Terri Schiavo, the brain-damaged woman in Florida that many thousands of words have been written about in the last two months, has died. She was starved and dehydrated under the watchful eye of the State and her husband.
There is much I can say about this, but I offer an unusual take. This is the second time in a week that I have taken a look back to dusty bones, but the April 2005 edition of National Geographic has a look at the recent find of tiny human-like bones in a cave in Indonesia that speaks volumes about how shrunken our souls have become.
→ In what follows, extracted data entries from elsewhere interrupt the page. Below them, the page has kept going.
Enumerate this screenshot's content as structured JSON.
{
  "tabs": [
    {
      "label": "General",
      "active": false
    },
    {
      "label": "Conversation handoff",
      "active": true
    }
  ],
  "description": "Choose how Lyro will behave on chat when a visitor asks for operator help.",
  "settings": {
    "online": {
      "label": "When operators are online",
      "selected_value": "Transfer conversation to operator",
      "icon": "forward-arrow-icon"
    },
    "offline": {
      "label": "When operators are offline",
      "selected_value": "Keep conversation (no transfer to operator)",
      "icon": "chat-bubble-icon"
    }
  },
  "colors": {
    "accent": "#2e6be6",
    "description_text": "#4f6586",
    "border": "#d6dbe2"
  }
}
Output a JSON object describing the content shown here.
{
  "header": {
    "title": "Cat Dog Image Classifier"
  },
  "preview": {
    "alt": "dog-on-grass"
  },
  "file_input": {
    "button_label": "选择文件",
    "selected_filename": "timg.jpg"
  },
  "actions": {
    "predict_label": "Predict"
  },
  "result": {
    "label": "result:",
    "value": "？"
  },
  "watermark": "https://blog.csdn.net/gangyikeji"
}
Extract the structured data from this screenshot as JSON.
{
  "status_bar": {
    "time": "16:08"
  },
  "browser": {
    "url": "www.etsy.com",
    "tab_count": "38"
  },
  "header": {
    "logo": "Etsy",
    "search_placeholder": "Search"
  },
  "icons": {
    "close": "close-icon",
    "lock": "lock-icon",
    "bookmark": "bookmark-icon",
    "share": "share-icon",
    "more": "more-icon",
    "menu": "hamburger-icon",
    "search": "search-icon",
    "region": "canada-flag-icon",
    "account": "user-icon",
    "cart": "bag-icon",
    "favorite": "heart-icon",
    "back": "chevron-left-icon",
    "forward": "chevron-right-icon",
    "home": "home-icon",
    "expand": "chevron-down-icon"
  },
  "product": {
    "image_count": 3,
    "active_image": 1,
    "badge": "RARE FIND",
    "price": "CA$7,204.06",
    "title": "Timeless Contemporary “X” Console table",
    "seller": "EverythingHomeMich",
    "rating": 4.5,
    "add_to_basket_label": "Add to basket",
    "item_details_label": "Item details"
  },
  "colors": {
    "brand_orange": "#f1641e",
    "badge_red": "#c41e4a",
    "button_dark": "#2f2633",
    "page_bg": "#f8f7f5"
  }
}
I’ll let the images and copy from the article “Family Ties” say it all:


A toothless Homo erectus skull (left) discovered in Dmanisi poses an intriguing question: How did he survive without chewing? Maybe he found soft foods, or perhaps another hominin helped him (right)—which, if true, would be the first sign of human caring. {Caption and images from National Geographic, April 2005, pp. 18 & 19}
Now I am not an apologist for Darwinism (quite the opposite, in fact), nor do I necessarily support the contentions of National Geographic here. But whatever your take on “proto-humans” may be, the issue stands. If it is true that Homo erectus—with a brain nowhere near the size of ours—cared for the toothless old individual in their midst that may not have been able to care for himself, how is it that Homo sapiens in 2005 can willfully starve one of our own to death?
Have we become less moral than animals?